Big bank customers have made it clear that they are angry, and some say they are ready for a change.
“Something with free debit-card use is what I’d be looking for,” says Joe Bergamo, Bank of America customer.
“There’s an alternative to the big banks,” says Matthew Doubleday, senior vice president of marketing for Wintrust Community Banks.
Wintrust is a holding company that represents 14 community banks in the Chicago area.
Recently, the company placed a full-page ad in the Chicago Tribune, offering customers a chance to win $60 and promising a debit card without fees.
“You can go to community banks for the same technology, flexible products that are tailored to the same need and actually have people who are nice to you,” Doubleday says.

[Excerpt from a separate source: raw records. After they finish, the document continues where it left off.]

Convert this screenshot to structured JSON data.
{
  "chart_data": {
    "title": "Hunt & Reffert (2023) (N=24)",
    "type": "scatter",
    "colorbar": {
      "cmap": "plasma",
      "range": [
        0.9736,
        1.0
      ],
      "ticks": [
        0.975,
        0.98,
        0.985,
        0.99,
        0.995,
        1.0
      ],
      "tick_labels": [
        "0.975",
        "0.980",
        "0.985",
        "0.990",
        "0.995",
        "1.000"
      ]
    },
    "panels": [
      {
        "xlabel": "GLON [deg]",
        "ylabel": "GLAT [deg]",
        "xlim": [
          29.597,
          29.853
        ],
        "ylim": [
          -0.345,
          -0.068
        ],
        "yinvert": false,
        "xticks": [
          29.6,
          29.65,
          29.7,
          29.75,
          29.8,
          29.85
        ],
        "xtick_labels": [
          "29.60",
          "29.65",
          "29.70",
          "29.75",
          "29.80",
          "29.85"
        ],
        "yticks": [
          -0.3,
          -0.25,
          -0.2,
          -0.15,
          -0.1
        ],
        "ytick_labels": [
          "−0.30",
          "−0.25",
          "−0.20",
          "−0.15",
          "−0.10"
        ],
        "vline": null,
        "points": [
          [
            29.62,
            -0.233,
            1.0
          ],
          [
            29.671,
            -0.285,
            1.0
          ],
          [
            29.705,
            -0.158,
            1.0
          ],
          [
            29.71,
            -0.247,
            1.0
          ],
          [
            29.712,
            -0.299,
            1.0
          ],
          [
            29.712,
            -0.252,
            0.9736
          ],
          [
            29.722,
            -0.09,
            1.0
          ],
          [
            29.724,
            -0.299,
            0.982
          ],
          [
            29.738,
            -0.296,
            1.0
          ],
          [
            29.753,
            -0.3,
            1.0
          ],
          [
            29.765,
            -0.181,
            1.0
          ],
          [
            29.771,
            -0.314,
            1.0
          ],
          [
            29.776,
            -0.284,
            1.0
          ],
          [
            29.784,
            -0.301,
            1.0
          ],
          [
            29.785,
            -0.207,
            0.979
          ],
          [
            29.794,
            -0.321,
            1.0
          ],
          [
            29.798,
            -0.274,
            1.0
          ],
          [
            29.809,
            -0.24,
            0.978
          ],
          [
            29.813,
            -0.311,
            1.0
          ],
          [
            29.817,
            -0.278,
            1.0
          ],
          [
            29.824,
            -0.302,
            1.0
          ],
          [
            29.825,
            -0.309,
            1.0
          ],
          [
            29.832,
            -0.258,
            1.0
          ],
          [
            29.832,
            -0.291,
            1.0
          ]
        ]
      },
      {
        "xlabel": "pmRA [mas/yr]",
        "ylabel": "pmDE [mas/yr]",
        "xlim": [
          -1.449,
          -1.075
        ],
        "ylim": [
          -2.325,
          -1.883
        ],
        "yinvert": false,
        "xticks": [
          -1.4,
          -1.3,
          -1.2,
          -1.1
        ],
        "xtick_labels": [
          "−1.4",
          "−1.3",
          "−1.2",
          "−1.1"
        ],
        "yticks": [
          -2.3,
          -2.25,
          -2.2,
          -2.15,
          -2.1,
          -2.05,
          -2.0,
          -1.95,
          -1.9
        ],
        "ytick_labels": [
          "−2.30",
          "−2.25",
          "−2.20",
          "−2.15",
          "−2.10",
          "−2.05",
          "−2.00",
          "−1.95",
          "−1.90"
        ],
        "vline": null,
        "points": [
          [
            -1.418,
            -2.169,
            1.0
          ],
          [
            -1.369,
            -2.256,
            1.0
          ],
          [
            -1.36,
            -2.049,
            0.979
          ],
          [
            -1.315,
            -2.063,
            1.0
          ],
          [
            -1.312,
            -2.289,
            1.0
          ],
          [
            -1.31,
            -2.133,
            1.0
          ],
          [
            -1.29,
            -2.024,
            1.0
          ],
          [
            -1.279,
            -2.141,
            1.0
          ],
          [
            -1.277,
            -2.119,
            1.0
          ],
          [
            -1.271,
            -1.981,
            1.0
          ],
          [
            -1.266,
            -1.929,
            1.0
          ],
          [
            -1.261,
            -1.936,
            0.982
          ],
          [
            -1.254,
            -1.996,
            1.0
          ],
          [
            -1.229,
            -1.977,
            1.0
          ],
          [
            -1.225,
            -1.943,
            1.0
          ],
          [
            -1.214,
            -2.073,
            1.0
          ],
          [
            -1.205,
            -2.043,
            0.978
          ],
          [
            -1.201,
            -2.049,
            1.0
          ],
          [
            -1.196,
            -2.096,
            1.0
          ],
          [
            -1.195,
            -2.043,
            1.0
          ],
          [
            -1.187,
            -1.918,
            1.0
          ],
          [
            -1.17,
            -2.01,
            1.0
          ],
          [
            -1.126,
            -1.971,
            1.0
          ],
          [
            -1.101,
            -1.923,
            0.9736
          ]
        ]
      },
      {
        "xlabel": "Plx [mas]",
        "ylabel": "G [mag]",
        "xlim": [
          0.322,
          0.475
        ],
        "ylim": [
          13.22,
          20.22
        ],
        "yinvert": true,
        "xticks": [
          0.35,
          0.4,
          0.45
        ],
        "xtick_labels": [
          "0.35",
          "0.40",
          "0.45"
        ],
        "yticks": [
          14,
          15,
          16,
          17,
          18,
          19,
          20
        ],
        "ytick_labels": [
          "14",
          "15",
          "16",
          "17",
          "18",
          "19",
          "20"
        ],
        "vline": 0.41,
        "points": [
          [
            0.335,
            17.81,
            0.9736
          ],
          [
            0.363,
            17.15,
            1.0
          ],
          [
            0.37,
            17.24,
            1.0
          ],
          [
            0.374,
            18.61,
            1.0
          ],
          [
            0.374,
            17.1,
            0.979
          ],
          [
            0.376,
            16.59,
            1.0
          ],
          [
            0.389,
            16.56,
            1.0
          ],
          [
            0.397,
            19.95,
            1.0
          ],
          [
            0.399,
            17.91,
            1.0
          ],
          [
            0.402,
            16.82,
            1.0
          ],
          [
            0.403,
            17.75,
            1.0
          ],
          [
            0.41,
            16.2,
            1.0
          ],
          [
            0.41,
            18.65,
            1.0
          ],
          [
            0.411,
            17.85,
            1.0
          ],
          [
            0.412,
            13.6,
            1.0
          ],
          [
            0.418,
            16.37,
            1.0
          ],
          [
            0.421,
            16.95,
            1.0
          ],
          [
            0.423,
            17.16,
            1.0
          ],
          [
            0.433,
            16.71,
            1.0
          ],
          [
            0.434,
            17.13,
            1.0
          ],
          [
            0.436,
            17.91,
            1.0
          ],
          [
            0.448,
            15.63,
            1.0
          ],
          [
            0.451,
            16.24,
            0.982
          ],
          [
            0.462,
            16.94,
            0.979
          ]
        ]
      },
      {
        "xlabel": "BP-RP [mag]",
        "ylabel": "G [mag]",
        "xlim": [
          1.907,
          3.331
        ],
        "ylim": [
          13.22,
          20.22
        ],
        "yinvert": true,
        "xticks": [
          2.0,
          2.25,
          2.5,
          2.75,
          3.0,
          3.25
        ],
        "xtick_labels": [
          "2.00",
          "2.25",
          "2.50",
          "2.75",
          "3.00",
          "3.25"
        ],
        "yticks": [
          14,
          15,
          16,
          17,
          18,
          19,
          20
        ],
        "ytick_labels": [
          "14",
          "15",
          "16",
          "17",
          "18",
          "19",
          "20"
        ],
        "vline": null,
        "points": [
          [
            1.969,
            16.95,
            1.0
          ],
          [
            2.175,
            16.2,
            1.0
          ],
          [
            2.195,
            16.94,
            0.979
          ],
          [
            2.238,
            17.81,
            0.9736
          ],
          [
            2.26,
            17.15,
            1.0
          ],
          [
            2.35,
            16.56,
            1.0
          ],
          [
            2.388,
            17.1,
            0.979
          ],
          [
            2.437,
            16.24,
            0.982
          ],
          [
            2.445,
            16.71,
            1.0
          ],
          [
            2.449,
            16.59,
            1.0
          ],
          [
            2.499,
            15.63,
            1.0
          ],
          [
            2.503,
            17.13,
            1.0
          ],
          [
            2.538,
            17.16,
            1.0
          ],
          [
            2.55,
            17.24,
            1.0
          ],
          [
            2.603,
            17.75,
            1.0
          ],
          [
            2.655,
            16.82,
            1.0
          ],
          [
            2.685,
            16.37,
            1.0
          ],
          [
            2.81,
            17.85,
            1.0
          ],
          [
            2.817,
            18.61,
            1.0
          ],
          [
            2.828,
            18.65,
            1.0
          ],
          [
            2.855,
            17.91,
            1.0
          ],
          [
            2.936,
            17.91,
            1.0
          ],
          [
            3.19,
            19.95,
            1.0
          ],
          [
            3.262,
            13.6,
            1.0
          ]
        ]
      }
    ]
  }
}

Wintrust banks are among the more than 600 community banks in the state. Industry experts say most don’t charge fees for debit cards.
Why? Because many make their money on commercial and small business loans. Unlike the big banks, they don’t rely on fees.
Community banks also stress service, but what they don’t have a reputation for is lots of ATMs like the big banks.
“Taking money out would be harder to do at those banks,” says consumer Allie Setka.
But most community banks, like North Bank, belong to a national network offering customers free ATMs.
Officials at Bank of America acknowledge the increase competition from community banks.
They wouldn’t say if they were losing customers. But they argued that the bank offers “great distribution and many services including ATM’s and convenience.”